Push Notification API for Scripts and Services
PushGo provides a direct HTTP API for scripts and services that need reliable user-visible notifications plus structured event and state models.
Good Fits
Section titled “Good Fits”- Send a notification from curl, cron, a shell script, or a webhook.
- Report job completion, price alerts, image snapshots, or monitoring results.
- Move beyond plain text by modeling lifecycles and entity state.
- Keep using compatibility endpoints while migrating to native PushGo APIs.

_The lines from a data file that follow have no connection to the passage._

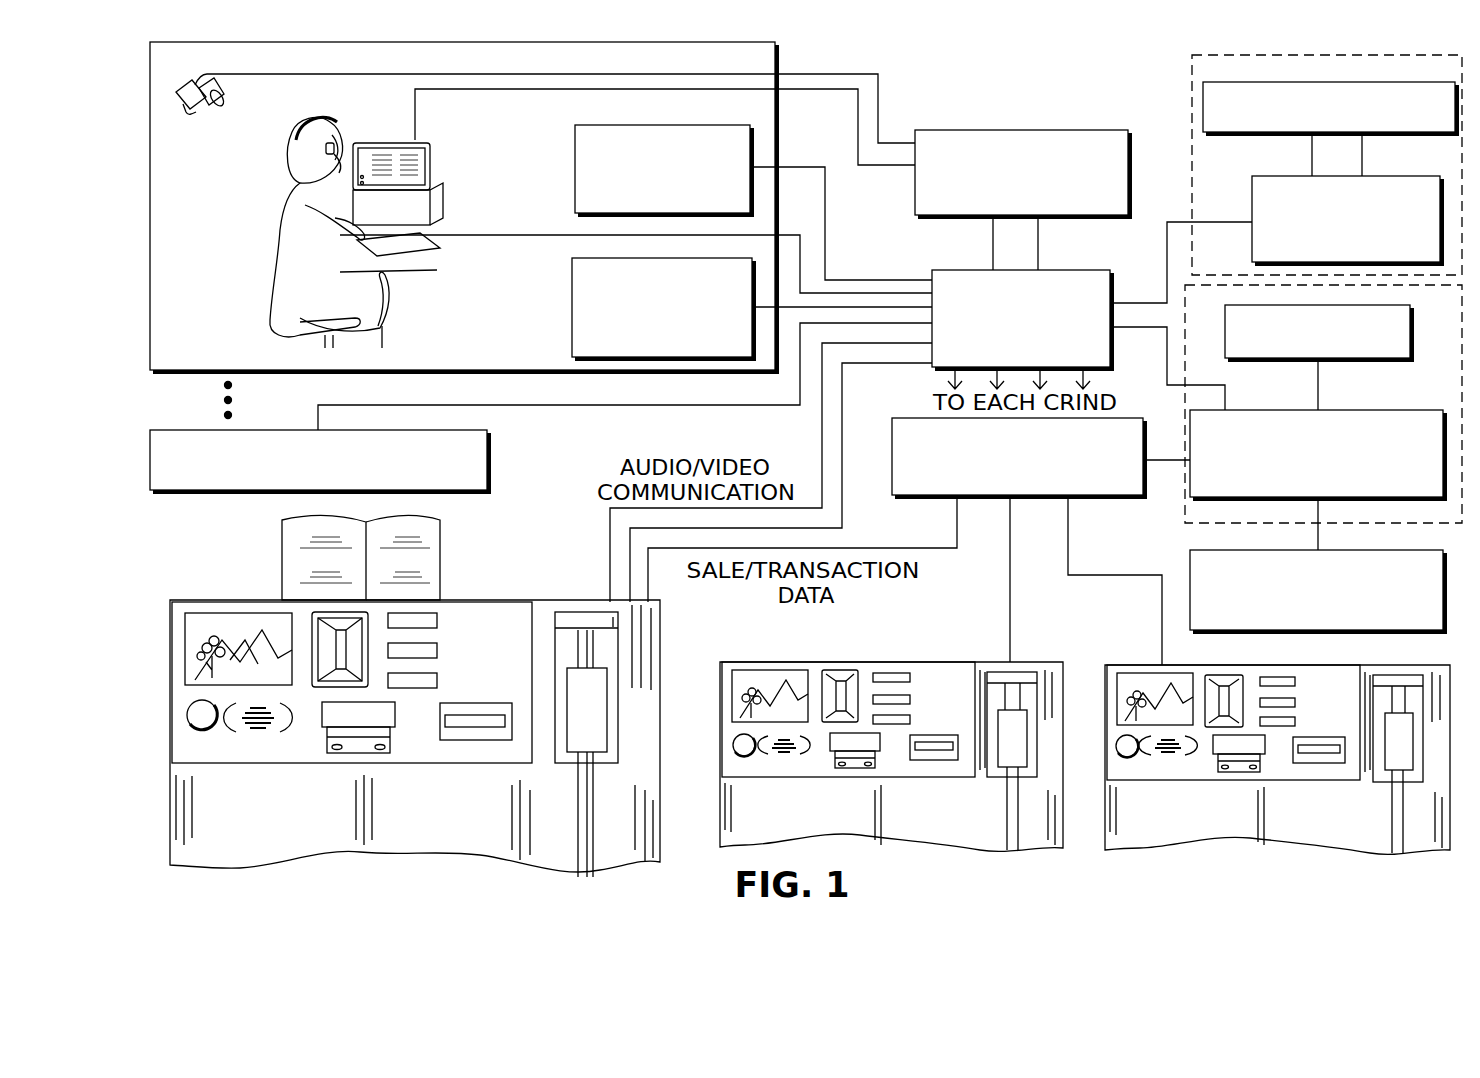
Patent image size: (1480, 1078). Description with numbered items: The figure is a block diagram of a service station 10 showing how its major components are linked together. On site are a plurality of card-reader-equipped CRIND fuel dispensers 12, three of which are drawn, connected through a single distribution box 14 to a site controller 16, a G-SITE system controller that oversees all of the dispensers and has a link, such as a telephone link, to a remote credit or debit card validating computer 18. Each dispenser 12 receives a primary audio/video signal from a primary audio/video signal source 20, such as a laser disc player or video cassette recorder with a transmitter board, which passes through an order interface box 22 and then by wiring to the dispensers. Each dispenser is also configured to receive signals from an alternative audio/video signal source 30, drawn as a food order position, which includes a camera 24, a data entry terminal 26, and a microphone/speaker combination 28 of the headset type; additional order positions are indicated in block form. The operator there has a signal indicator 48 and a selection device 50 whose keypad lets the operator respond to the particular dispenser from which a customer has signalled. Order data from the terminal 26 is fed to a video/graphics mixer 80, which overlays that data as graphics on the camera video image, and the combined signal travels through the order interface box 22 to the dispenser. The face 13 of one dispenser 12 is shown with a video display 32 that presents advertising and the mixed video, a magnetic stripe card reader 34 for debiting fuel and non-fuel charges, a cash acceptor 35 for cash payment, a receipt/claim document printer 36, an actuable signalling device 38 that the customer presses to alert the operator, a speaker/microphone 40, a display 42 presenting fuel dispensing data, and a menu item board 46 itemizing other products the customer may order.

The service station 10 is at (909, 84).
The card-reader-equipped fuel dispenser 12 is at (220, 600).
The face 13 is at (475, 752).
The distribution box 14 is at (922, 418).
The site controller 16 is at (1180, 515).
The card validating computer 18 is at (1185, 552).
The primary audio/video signal source 20 is at (1186, 66).
The order interface box 22 is at (912, 258).
The camera 24 is at (188, 118).
The data entry terminal 26 is at (428, 137).
The microphone/speaker combination 28 is at (348, 140).
The alternative audio/video signal source 30 is at (778, 63).
The video display 32 is at (262, 641).
The magnetic stripe card reader 34 is at (320, 613).
The cash acceptor 35 is at (367, 750).
The receipt/claim document printer 36 is at (512, 707).
The actuable signalling device 38 is at (190, 706).
The speaker/microphone 40 is at (250, 728).
The display 42 is at (440, 618).
The menu item board 46 is at (376, 568).
The signal indicator 48 is at (573, 136).
The selection device 50 is at (571, 272).
The video/graphics mixer 80 is at (978, 130).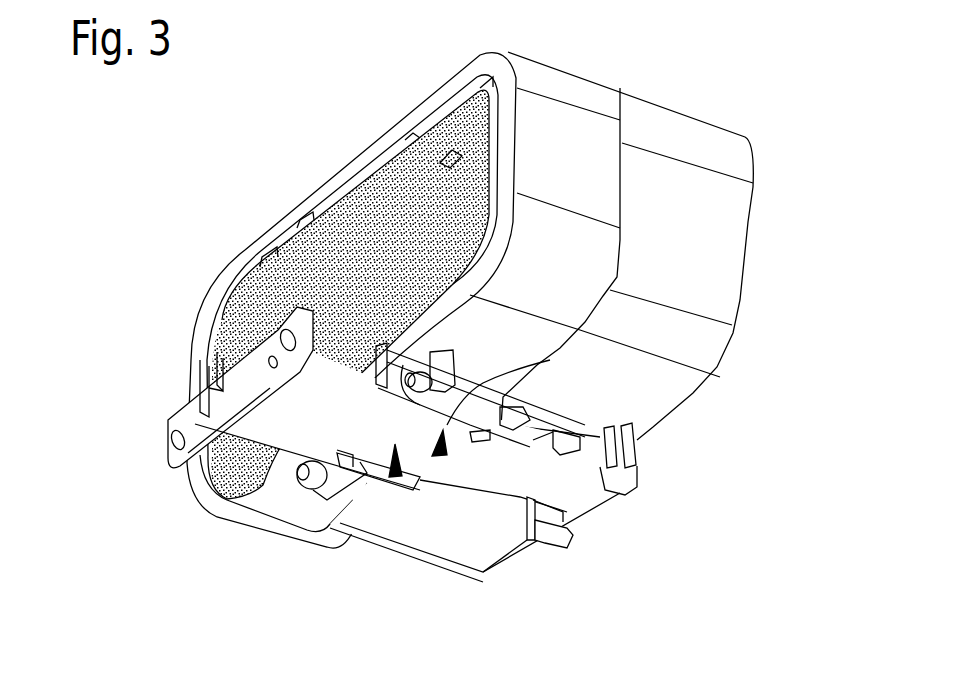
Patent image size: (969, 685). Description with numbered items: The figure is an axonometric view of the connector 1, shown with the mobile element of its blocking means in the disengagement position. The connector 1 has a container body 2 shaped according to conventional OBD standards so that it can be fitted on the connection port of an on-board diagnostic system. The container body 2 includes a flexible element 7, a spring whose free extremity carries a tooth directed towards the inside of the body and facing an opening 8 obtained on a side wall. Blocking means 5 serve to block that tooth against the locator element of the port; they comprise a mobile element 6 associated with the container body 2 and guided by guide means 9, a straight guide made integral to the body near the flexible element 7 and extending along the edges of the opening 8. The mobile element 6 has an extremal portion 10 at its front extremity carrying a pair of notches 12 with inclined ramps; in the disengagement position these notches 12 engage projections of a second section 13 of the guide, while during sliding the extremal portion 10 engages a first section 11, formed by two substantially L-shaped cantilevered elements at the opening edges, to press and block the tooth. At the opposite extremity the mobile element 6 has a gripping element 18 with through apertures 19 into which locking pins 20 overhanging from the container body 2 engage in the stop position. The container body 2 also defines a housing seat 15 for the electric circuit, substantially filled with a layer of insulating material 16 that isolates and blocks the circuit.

How PushGo models this workflow
Section titled “How PushGo models this workflow”| Need | Use | Why |
|---|---|---|
| One alert from a script | Message | It is simple, transient, and easy to test with curl. |
| Job with progress | Event | The same event can be updated until completion. |
| Current state of a device or service | Thing | Clients see the latest state instead of many stale notifications. |
Minimal example
Section titled “Minimal example”The native /message endpoint accepts JSON and returns whether the Gateway accepted the request into dispatch.
curl -X POST https://gateway.pushgo.dev/message \ -H "Content-Type: application/json" \ -d '{ "channel_id": "YOUR_CHANNEL_ID", "password": "YOUR_CHANNEL_PASSWORD", "title": "Hello from PushGo", "body": "The automation path is working." }'Questions this page answers
Section titled “Questions this page answers”- Can I send a notification with curl? Yes. The Message API is designed to be callable from curl, scripts, and simple HTTP clients.
- Is PushGo only a phone notification API? No. PushGo also models Event lifecycles and Thing state so automation history remains structured.
- Can I self-host the API? Yes. You can run your own Gateway and keep authentication, storage, transports, and MCP/OAuth under your control.
Security and operations
Section titled “Security and operations”- Prefer scoped credentials and separate Channels for high-risk automation.
- Use MCP OAuth for AI assistants so models do not directly hold Channel passwords.
- Use self-hosting when the data path, transport policy, or compliance boundary must stay under your control.
- Use E2EE for sensitive fields that should be decrypted only by clients.